In diesem Sinne plädieren wir mit dem aktuellen factory-Magazin für die Neuerfindung utopischen Denkens, für das Malen positiver Zukunftsbilder, für die Institutionalisierung visionären Forschens – es passt zu uns und unserer Zeit.
So zeigt der Soziologe Andres Friedrichsmeier, dass das Credo der Alternativlosigkeit des globalen Neoliberalismus eine versagende Utopie ist, aus der es dutzende Auswege gibt. Isabella Hafner beschreibt alternative Lebens- und Produktsionsweisen, die als utopische Inseln Anschlusspotenzial besitzen. Der Science-Fiction-Forscher Alan Shapiro plädiert für fiktionales Lernen als Schlüssel für kreative, nachhaltige Lösungen. Auf die konkreten Wuppertaler Utopien und ihre Kopierfähigkeit verweisen Jan Filipzik und Olaf Joachimsmeier in unserer Fotostory. Dass Wissenschaft und Utopie gar nicht so weit auseinanderliegen, daran erinnert Uwe Schneidewind mit seinem Plädoyer für eine neue Möglichkeitswissenschaft. Mit welchen Erzählungen und Leitbildern sich eine zukünftige ressourcenleichte Gesellschaft vermitteln ließe, fassen Holger Berg und Christa Liedtke zusammen. Dass sich auch in der medialen Vermittlung neue journalistische Ansätze für die Große Transformation durchsetzen müssen, davon berichtet Manfred Ronzheimer. Spannend und inspirierend entfalten sich Zukünfte und Gegenwarten in der Science-Fiction-Literatur, das zeigen die Leseempfehlungen von Henning Meyer. Wie Mythen und Vorstellungen von Utopien unsere Hoffnungen vernebeln und wie neue utopische Orte entstehen können, erzählt der Philosoph Bernd Draser in seinem Beitrag Die nächsten 500 Jahre, den Sie nur online lesen können.

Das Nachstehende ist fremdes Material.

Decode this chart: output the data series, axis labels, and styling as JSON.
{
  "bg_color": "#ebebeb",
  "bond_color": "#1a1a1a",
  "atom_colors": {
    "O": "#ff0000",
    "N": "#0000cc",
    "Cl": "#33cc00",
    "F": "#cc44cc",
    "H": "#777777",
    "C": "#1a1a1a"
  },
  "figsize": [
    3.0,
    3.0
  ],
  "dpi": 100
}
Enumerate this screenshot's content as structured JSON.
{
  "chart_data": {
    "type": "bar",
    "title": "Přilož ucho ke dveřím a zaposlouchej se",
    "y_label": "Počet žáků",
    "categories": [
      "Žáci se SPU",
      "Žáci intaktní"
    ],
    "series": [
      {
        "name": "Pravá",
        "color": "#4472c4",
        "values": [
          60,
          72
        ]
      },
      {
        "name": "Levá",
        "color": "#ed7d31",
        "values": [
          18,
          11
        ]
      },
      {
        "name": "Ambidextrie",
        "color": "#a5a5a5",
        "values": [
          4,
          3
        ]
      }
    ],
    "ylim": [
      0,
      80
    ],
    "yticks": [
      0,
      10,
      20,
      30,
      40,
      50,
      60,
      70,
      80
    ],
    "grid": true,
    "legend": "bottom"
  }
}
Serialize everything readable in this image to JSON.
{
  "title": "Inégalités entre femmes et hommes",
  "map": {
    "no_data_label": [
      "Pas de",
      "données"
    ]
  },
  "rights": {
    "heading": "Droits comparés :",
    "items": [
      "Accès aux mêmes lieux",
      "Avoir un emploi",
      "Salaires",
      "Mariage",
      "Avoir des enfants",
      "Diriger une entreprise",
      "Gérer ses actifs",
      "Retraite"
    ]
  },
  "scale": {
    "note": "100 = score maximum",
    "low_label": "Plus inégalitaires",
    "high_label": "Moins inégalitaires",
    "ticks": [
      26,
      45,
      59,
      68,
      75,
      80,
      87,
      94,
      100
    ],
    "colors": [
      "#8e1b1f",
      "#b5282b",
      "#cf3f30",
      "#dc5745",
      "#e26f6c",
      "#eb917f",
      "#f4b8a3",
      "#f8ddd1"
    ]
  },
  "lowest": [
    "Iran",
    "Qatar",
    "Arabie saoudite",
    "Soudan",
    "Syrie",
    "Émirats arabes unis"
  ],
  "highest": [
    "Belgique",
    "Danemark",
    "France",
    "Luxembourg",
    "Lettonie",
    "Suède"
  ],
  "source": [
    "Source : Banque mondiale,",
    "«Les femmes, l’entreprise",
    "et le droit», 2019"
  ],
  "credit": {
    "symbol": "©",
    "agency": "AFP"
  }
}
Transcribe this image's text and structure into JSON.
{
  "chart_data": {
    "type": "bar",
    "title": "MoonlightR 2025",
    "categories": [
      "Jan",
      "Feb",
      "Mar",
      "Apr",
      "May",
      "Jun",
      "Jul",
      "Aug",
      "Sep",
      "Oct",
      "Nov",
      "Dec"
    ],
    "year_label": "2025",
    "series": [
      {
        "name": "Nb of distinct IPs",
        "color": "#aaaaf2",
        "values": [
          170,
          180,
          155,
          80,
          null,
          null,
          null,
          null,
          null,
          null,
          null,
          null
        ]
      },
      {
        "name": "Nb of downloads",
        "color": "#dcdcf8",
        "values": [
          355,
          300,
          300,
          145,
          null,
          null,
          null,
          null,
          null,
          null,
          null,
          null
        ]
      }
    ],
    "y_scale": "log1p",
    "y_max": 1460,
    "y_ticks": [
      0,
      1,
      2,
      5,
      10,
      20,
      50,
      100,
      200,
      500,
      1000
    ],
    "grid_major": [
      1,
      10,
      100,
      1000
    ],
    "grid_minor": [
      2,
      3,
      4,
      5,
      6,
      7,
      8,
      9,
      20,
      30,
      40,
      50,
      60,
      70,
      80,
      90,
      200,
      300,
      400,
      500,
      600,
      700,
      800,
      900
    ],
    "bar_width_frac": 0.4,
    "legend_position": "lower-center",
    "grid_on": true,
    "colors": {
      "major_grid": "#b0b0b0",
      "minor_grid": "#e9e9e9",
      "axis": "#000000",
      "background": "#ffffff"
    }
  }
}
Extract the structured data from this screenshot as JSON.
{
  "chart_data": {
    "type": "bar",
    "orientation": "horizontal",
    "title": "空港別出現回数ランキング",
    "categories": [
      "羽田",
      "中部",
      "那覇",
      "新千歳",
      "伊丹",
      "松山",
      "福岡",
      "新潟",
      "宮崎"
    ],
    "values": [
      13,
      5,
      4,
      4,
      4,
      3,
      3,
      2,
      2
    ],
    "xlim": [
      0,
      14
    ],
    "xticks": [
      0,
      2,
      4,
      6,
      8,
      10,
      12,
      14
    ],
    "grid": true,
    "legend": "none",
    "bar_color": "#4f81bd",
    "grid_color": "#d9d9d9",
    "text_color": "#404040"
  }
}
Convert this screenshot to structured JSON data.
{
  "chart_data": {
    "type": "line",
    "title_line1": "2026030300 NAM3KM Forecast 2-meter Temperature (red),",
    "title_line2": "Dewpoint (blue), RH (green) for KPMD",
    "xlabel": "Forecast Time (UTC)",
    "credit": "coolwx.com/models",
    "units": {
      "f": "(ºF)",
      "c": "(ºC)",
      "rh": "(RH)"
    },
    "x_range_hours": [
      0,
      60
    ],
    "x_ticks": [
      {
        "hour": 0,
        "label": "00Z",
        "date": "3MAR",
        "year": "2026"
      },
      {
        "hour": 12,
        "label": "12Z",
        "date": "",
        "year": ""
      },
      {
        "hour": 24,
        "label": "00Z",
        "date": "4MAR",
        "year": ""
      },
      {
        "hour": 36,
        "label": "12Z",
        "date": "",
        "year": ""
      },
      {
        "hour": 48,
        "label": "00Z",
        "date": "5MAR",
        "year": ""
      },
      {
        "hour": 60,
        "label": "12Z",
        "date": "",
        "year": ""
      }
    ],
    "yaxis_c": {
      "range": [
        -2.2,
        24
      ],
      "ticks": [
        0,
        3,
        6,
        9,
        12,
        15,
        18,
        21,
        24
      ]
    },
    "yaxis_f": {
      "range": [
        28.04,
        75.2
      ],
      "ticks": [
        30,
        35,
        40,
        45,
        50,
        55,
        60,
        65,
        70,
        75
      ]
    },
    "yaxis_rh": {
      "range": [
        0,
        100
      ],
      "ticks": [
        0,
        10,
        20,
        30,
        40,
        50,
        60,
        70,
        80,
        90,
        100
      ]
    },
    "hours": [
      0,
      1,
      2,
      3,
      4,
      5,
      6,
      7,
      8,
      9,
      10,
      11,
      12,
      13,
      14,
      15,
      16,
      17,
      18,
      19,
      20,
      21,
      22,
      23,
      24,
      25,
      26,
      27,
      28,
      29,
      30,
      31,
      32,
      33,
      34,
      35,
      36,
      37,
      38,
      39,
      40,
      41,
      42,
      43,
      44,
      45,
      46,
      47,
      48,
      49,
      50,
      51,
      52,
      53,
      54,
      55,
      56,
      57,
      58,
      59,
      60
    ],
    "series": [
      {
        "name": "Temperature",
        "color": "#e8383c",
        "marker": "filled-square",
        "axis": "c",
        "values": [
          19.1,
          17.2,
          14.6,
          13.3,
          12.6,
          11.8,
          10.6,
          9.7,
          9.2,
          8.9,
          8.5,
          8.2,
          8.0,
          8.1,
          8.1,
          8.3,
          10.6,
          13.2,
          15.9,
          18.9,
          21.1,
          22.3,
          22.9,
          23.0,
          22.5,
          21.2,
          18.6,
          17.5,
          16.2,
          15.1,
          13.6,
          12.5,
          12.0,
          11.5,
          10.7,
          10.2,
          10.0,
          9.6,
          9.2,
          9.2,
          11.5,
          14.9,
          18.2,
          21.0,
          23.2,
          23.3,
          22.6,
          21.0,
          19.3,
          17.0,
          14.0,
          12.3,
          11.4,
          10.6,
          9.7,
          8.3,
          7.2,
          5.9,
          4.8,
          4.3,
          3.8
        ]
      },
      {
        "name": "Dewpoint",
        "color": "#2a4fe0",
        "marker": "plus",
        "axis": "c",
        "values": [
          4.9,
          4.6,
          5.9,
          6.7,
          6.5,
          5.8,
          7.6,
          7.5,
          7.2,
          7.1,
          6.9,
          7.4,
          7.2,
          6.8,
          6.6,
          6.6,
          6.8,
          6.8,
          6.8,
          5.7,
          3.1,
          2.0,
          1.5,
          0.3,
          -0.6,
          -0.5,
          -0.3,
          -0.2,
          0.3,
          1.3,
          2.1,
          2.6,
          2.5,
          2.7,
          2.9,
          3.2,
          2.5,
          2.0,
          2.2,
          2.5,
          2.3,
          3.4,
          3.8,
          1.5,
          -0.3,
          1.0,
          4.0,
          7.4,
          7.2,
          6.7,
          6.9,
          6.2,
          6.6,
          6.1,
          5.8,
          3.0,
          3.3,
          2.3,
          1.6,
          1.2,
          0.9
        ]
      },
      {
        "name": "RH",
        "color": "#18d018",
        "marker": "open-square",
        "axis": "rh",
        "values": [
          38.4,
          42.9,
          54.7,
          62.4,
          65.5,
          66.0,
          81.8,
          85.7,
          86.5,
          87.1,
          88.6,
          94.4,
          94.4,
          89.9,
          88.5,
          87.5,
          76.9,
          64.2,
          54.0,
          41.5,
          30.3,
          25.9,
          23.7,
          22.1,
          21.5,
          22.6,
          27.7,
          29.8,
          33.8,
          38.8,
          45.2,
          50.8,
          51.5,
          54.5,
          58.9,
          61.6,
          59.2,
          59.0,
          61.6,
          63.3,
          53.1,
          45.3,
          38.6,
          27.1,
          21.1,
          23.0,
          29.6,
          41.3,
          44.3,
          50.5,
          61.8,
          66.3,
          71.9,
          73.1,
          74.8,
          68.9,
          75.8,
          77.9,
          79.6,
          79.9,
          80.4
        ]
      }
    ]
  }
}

Utopien sind ein komplexes Thema – daher mögen einige Beiträge vielleicht nicht ganz einfach zu lesen sein. Doch wir sind überzeugt, dass sich der Aufwand lohnt: Wenn die Große Transformation gelingen soll, benötigen wir wieder fiktionales, utopisches Denken in allen gesellschaftlichen Bereichen. Und je mehr Menschen sich daran beteiligen, desto größer wird die kreative Vielfalt und um so wahrscheinlicher der Erfolg der Transformation.
Wir wünschen viel Freude mit Utopien,
Ralf Bindel und das Team der factory
Anleitung für nachhaltige Utopien
In Forschung, Politik, Wirtschaft und Gesellschaft sind Visionen wünschenswerter nachhaltiger Zukünfte Schlüsselelemente der Problemlösung und Überzeugungskraft. Damit mehr dieser Entwürfe systematisch und wirkungsvoll entstehen, haben Arnim Wiek und David Iwaniec von der Arizona State University Qualitätskriterien und Gestaltungsrichtlinien zusammengestellt. Die 17-seitige englischsprachige Studie ist eine effektive Handlungsanleitung für alle, die Produkte, Dienstleistungen und Politikinstrumente für eine nachhaltige Entwicklung entwerfen.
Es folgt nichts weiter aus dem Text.